Nous parlons un peu de nous et je découvre le parcours qui l'a mené aux odeurs : lors de ses études en cosmétologie le parfum était " le truc que tu rajoutes ", mais pour elle ce fut le trésor, l’essentiel qui fait vibrer, l’expression créative à affirmer. Elle a donc plongé corps et ame dans le jus et aujourd’hui c’est un nez indépendant qui a monté sa propre boite, Flair ( Bucéphale et Flair, une belle association déjà ! ), elle crée pour des marques mais aussi pour des particuliers avec des partitions sur mesure... Et je viens de remarquer qu’aujourd’hui elle portait Féminité du Bois. C’est peut être idiot mais si j’avais senti le dernier Lady Gaga, j’aurais sans doute eu un frisson d’angoisse !!!

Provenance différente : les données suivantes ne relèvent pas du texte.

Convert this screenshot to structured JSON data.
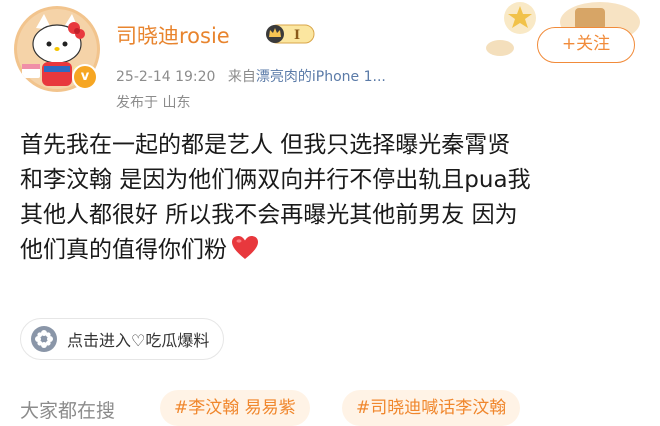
{
  "post": {
    "username": "司晓迪rosie",
    "vip_level": "I",
    "verified_mark": "v",
    "date": "25-2-14 19:20",
    "source_prefix": "来自",
    "source_device": "漂亮肉的iPhone 1...",
    "location": "发布于 山东",
    "follow_label": "+关注",
    "content_lines": [
      "首先我在一起的都是艺人 但我只选择曝光秦霄贤",
      "和李汶翰 是因为他们俩双向并行不停出轨且pua我",
      "其他人都很好 所以我不会再曝光其他前男友 因为",
      "他们真的值得你们粉"
    ],
    "content_emoji": "red-heart-icon",
    "topic_label": "点击进入♡吃瓜爆料",
    "topic_icon": "flower-icon"
  },
  "trending": {
    "label": "大家都在搜",
    "chips": [
      "#李汶翰 易易紫",
      "#司晓迪喊话李汶翰"
    ]
  },
  "colors": {
    "username": "#e8842e",
    "accent": "#f18b3a",
    "chip_bg": "#fff3e6",
    "meta_text": "#8c8c8c",
    "link": "#5b7ba8",
    "heart": "#e8383d"
  }
}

    " Tu aimes ? " cette question fut la première et chacune l’avons posée à l’autre. C’était très important pour moi de savoir si le travail était en accord avec ses goûts, si elle trouvait l’histoire intéressante, si l’univers lui parlait... Amélie fait du cheval : l’odeur de la peau, du box, de la sellerie, oui ça lui parle !!!
    Flacons et touches prêts à être dégainés, Amélie me présente d’abord le panneau d’ambiance qu’elle a composé pour se fondre dans l’atmosphère : les images comme décor, sa porte d’entrée vers le parfum, sa vision à elle. C’est ainsi qu’elle travaille. Et ce que je vois me plaît. C’est très intéressant de découvrir ses mots traduits en images, dans ma tête ce ne sont pas les mêmes mais pourtant elles se répondent parfaitement, oui c’est ça aussi…

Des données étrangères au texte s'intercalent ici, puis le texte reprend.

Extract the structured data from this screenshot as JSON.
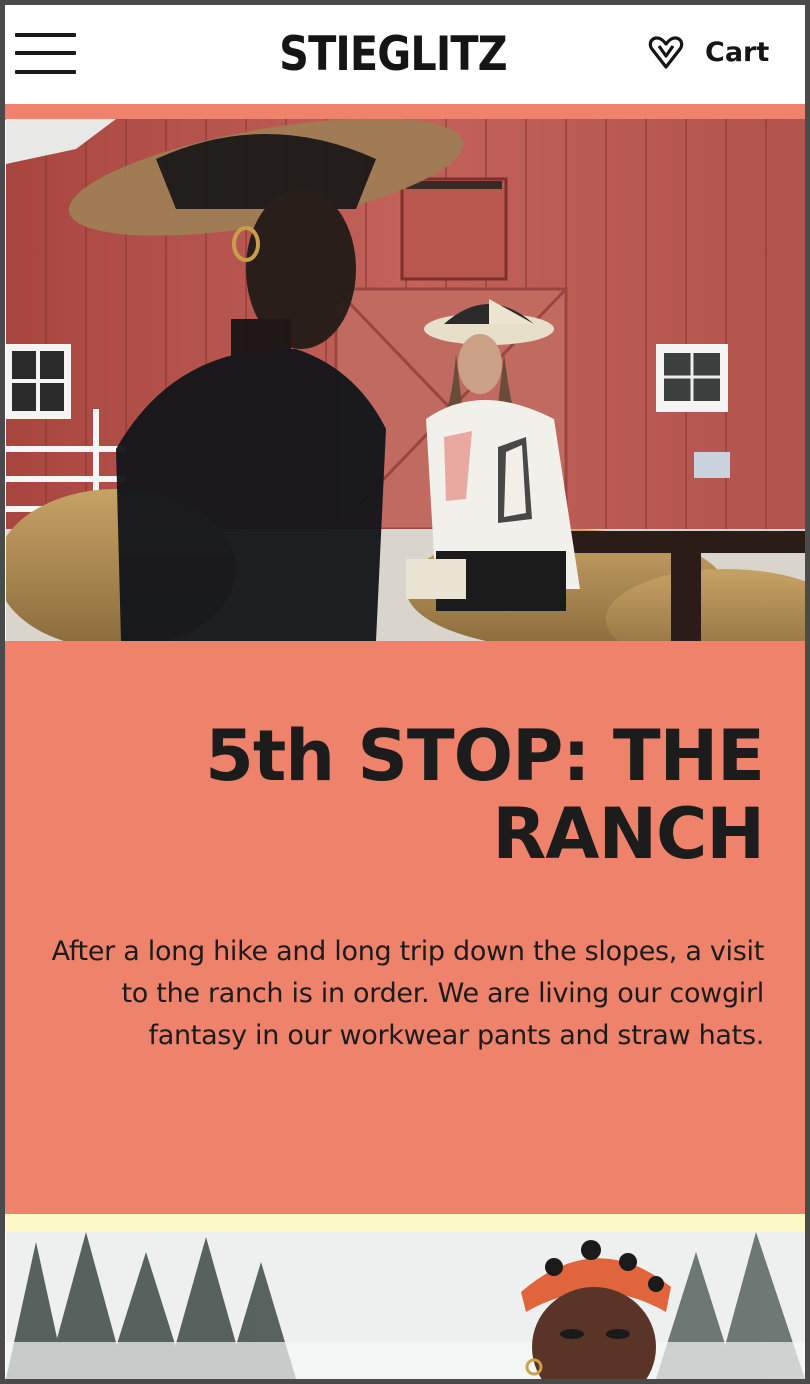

   Pour plonger au cœur du sujet, je lui résume d’abord mes impressions sur N°2 et N°3. Maintenant nous sommes prêtes à développer en temps réel, nez à nez…
    N°2 n’a droit qu’à trois minutes de gloire : menthe, fluo, fraise, trop floral, il touche surtout ce que je ne n’aime pas, ce que je ne veux pas. Mais cela aussi est une part importante : lorsque je dis " on oublie ", Amélie dit " pas moi, c’est utile pour la suite "
    N°3 vient et je pointe, pile là, la fameuse note mentholée commune aux deux versions, l’épine dans ce départ qui sans cela me plaît tant. Amélie hoche la tête  " oui je vois tout à fait, un ajustement à travailler… " . Là j’aimerais être dans sa tête : je peux entendre les cliquetis des engrenages se mettre en branle !     

    Nous suivons toute l’évolution du parfum, je la ponctue de " Ha là tu vois il y a un effet X qui me plaît mais la note Y dedans me chiffonne " et Amélie de répondre " En fait c’est Z qui donne le coté Y pas X " . J’apprends, j’apprends !!! Je souligne cet effet cave à cigare que j’adore, cette rugosité trop sèche qui manque de féminité, cette étrange rondeur de céréale tourbée, ce bouleau fumé et cuiré à point… De chaque élément senti je tente d’extraire mes sensations.
Thymus Vulgaris. Herbier du musée d'histoire naturelle suédois
   
   Puis finalement Amélie me montre une synthèse des notes : évidemment, avec des noms, c’est beaucoup plus simple de m’exprimer, et je tombe amoureuse de ce thym blanc que j'étais incapable de nommer, fusant, "terpénique", camphré... Entre les notes que j'avais perçues et celles totalement floues, je peux maintenant être plus précise et reconnaître les choses pour ce qu'elles sont. Comme un voile soulevé, tout devient limpide.
    Mais le fil technique s’épuise enfin dans ma tête et tout revient au fantasme : oui on peut forcer sur le coté pas sage, sale, rien ne me fait peur, du cheval suant au lys pourrissant, c’est délicieux !
    Les mots d’ordre au final : une bouffée narcotique pour en avoir plein le nez, la palpitation charnelle de la peau du cheval, le souvenir d’une étreinte pour l’apaisement des corps.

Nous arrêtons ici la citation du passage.